Software
Pruned_Bayes(2017)- [A Pruned, Recursive Solution to the Multiple Change Point Problem] – Programmed in Matlab
- A more efficient version of the Bayesian change point algorithm that uses a pruning procedure to reduce the number of calculations performed.
- Algorithm is quadratic in the distance between change points rather than quadratic in the total number of observations.
- Measure of divergence shows the approximate posterior distribution on the location of the change points is nearly identical to the exact posterior distribution
- Reference: Ruggieri, E. (2018) “A Pruned, Recursive Solution to the Multiple Change Point Problem,” Computational Statistics, 33(2), 1017-1045. doi: 10.1007/s00180-017-0756-9 .

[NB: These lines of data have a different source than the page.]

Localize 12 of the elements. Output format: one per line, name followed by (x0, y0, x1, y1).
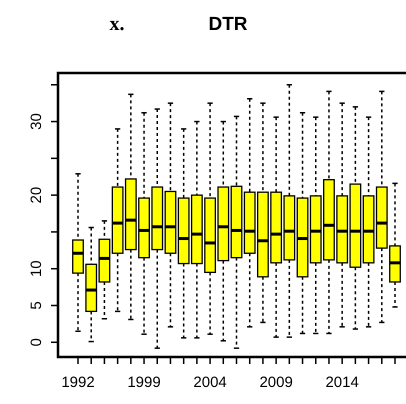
x-tick-label: 1992 (61, 374, 95, 391)
chart-title: DTR (208, 14, 248, 35)
x-tick-label: 1999 (127, 374, 161, 391)
x-tick-label: 2004 (193, 374, 227, 391)
x-tick-label: 2014 (325, 374, 359, 391)
x-tick-label: 2009 (259, 374, 293, 391)
text: x. (110, 13, 124, 35)
y-tick-label: 20 (28, 186, 45, 204)
y-tick-label: 10 (28, 260, 45, 278)
y-tick-label: 0 (28, 338, 45, 346)
y-tick-label: 30 (28, 113, 45, 130)
y-tick-label: 5 (28, 301, 45, 310)
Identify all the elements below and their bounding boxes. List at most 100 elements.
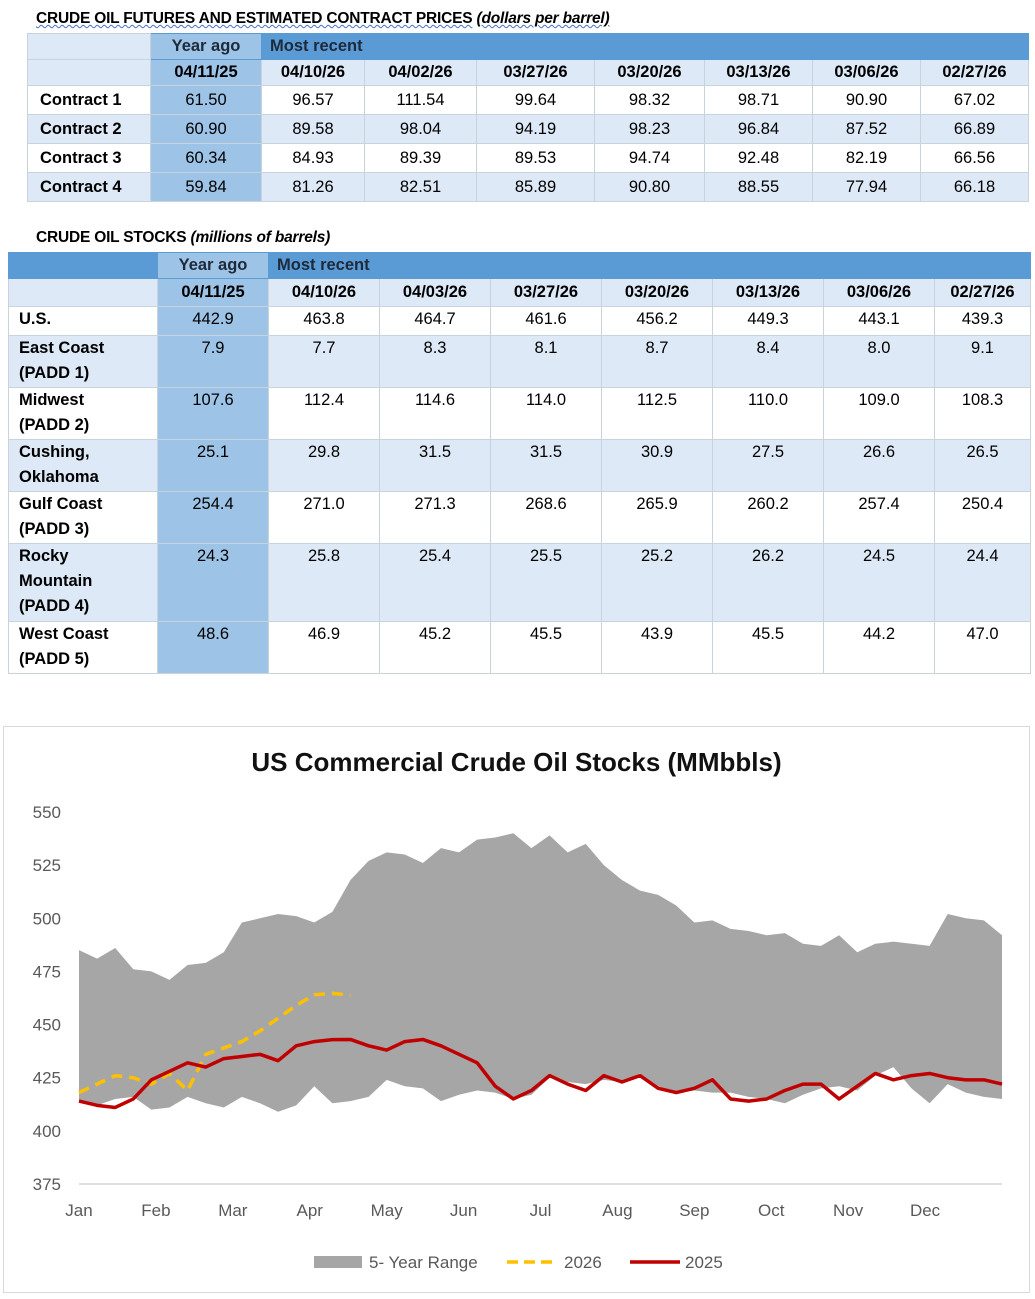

CLT_Simulation(2016)- [Simulating the Central Limit Theorem] – Programmed in Matlab
- Simulator lets the user draw an arbitrary population distribution and then watch as the sampling distribution for the mean, median, or standard deviation grows in real time.
- Reference: Ruggieri, E. (2016), “Visualizing the Central Limit Theorem through Simulation,” PRIMUS. doi: 10.1080/10511970.2015.1094684
Bayes_Sequential_Chgpt(2016)- [Sequential Bayesian Change Point algorithm] – Programmed in Matlab
- An efficient algorithm for performing sequential Bayesian change point analysis using a linear regression model input by user
- Determines uncertainty estimates for the number and location of change points, or regime boundaries
- Reference: Ruggieri, E. and Antonellis, M. (2016), “An exact approach to sequential Bayesian change point detection,” Computational Statistics and Data Analysis 97, 71-86. doi: 10.1016/j.csda.2015.11.010
Bayes_Chgpt(2014)- [Bayesian Change Point algorithm] – Programmed in Matlab (I'm working on an R package)
- An efficient algorithm for performing a Bayesian change point analysis using a linear regression model input by user
- Determines uncertainty estimates for the number and location of change points, or regime boundaries
- Included in Acycle , a software package for the analysis of time series designed for paleoclimate research and education.
- Reference: Ruggieri, E. (2013), “A Bayesian Approach to Detecting Change Points in Climatic Records,” International Journal of Climatology. 33(2) 520-528. doi: 10.1002/joc.3447
EBIR(2012) - [Exact Bayesian Inference in Regression] – Programmed in Matlab
- An efficient algorithm for performing Bayesian variable selection and model averaging
- Calculates the posterior probability of a model given a data set and the marginal probability of including each of the predictor variables
- Also available as a webserver at: http://ccmbweb.ccv.brown.edu/ebir.html
- Reference: Ruggieri, E. and Lawrence, C.E. (2012), “On efficient calculations for Bayesian variable selection,” Computational Statistics and Data Analysis, 56: 1319-1332. doi:10.1016/j.csda.2011.09.026
Bayes_Chgpt_VS(2012) - [Bayesian Change Point and Variable Selection algorithm] – Programmed in Matlab
- Combines the Bayesian Change Point and EBIR algorithms into a single efficient algorithm
- Also available at website of Journal of Computational and Graphical Statistics once published
- Reference: Ruggieri E. and Lawrence, C.E. (2014), “The Bayesian Change Point and Variable Selection Algorithm: Application to the δ18O Record of the Plio-Pleistocene,” Journal of Computational and Graphical Statistics , 23 (1), 87-110. doi:10.1080/10618600.2012.707852
Change_Point (2009)– Programmed and Developed in Matlab with Graphical User Interface
- Calculates optimal placement of any number of change points, or regime boundaries, using least squares linear regression
- Generates sinusoidal or polynomial regression model or can have regression model input by user
- Reference: Ruggieri, E., Herbert, T., Lawrence, K., and Lawrence, C.E. (2009), “The Change Point Method for Detecting Regime Shifts in Paleoclimatic Time Series: Application to δ18O Time Series of the Plio-Pleistocene,” Paleoceanography, 24, PA1204, doi:10.1029/2007PA001568
 
Note: All software is made available under the GNU Public license. Please cite the appropriate article if you use any of these software packages in your research.